Slightly modified, it is the seal of the President of the United
States and it is always visible whenever he speaks, yet no one knows
what the symbols mean. The Bald Eagle was selected as a symbol for
victory for two reasons: first, he is not afraid of a storm; he is strong and he is smart enough to
soar above it. Secondly, he wears no material crown. We had just
broken from the King of England. Also, notice the shield is unsupported. This country
can now stand on its own. At the top of that shield you have a white
bar signifying congress, a unifying factor. We were coming together as
one nation. In the Eagle's beak you will read, "E PLURIBUS UNUM,"
meaning "one nation from many people."
Above the Eagle you have thirteen stars representing the thirteen
original colonies, and any clouds of misunderstanding rolling away.
Again, we were coming together as one.
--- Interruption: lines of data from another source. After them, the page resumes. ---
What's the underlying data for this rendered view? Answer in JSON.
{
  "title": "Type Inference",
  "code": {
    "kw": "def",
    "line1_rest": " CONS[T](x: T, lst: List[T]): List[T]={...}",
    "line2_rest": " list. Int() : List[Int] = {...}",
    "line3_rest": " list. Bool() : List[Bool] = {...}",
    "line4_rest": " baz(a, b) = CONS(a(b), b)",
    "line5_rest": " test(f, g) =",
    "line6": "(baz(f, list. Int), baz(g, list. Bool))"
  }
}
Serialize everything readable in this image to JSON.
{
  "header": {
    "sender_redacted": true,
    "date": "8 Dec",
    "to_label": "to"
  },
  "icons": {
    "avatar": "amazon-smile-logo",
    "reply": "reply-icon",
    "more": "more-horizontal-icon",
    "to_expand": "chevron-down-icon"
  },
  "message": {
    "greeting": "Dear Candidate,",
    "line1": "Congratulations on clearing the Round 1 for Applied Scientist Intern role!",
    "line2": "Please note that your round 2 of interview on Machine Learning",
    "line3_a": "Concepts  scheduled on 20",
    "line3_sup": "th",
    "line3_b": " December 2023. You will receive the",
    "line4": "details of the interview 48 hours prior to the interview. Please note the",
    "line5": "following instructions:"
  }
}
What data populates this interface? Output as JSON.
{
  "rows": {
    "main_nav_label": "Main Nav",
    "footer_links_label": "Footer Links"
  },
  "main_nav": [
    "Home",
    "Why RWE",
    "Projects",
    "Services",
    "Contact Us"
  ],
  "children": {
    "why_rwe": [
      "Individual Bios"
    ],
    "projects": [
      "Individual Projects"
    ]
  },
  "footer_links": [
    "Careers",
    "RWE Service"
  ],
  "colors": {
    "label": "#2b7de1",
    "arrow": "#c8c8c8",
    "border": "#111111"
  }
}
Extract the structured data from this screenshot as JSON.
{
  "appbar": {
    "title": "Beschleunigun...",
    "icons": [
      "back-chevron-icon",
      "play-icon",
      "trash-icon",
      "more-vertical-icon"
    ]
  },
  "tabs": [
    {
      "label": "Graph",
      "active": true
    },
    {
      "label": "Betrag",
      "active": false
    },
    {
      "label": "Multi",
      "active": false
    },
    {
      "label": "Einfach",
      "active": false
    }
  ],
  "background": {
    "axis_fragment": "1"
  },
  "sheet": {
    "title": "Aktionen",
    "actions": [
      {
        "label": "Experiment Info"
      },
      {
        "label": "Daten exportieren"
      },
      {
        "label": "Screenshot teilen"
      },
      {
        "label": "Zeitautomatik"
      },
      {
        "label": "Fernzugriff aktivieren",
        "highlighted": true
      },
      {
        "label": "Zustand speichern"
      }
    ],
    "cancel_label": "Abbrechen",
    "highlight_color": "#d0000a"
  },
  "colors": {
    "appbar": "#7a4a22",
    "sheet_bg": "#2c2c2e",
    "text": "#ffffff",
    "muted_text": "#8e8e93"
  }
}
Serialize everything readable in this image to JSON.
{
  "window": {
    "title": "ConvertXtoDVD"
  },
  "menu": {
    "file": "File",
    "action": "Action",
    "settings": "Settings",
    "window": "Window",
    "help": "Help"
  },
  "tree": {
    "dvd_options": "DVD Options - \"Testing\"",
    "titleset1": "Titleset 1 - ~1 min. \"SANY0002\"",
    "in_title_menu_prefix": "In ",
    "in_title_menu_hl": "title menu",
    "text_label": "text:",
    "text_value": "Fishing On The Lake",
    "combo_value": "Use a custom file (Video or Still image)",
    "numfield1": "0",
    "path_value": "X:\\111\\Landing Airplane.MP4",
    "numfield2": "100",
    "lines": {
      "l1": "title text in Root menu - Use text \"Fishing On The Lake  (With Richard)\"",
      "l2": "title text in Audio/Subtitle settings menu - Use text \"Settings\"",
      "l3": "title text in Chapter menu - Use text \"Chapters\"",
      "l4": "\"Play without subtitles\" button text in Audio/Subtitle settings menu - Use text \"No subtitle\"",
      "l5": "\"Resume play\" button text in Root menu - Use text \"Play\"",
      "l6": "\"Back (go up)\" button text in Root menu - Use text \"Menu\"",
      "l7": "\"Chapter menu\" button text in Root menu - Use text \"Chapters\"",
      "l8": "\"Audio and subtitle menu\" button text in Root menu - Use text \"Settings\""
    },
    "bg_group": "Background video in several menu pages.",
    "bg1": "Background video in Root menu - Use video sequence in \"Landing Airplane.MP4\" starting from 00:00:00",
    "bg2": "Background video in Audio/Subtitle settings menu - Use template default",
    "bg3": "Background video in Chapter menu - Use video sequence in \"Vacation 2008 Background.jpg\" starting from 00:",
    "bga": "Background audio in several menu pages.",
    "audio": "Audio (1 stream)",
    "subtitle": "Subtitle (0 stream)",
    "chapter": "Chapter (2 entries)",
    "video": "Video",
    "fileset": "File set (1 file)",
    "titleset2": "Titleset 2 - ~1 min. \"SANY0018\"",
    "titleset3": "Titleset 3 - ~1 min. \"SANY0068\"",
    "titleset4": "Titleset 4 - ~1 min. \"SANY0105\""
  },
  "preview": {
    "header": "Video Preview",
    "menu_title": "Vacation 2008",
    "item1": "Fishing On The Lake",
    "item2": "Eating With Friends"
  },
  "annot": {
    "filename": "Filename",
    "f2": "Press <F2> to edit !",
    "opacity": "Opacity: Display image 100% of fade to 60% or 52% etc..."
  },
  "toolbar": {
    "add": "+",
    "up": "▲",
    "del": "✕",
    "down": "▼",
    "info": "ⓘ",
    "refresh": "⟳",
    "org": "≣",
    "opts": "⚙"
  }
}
Notice what the Eagle holds in
his talons. He holds an olive branch and arrows. This country wants peace, but we will
never be afraid to fight to preserve peace. The Eagle always wants to
face the olive branch, but in time of war, his gaze turns toward the arrows. They say
that the number 13 is an unlucky number. This is almost a worldwide
belief. You will usually never see a room numbered 13, or any hotels
or motels with a 13th floor. But, think about this: 13 original
colonies, 13 stripes on our flag, 13 steps on the Pyramid, 13 letters
in the Latin above, 13 letters in "E Pluribus Unum", 13 stars above the Eagle, 13 plumes of feathers on
each span of the Eagle's wing, 13 bars on that shield, 13 leaves on
the olive branch, 13 fruits, and if you look closely, 13 arrows. And
for minorities: the 13th Amendment.

Pass this on. Your children don't know this and their history teachers
don't know this. Too may veterans have given up too much to ever let the
meaning fade. Many veterans remember coming home to an America that didn't
care. Too many veterans never came home at all. Tell everyone what is
on the back of the one dollar bill and what it stands for, because nobody else will.

In his farewell address (September 19, 1796), President George Washington told the nation: "Reason and experience both forbid us to expect that national morality can prevail in exclusion of religious principle. . . . Virtue or morality is a necessary spring of popular government."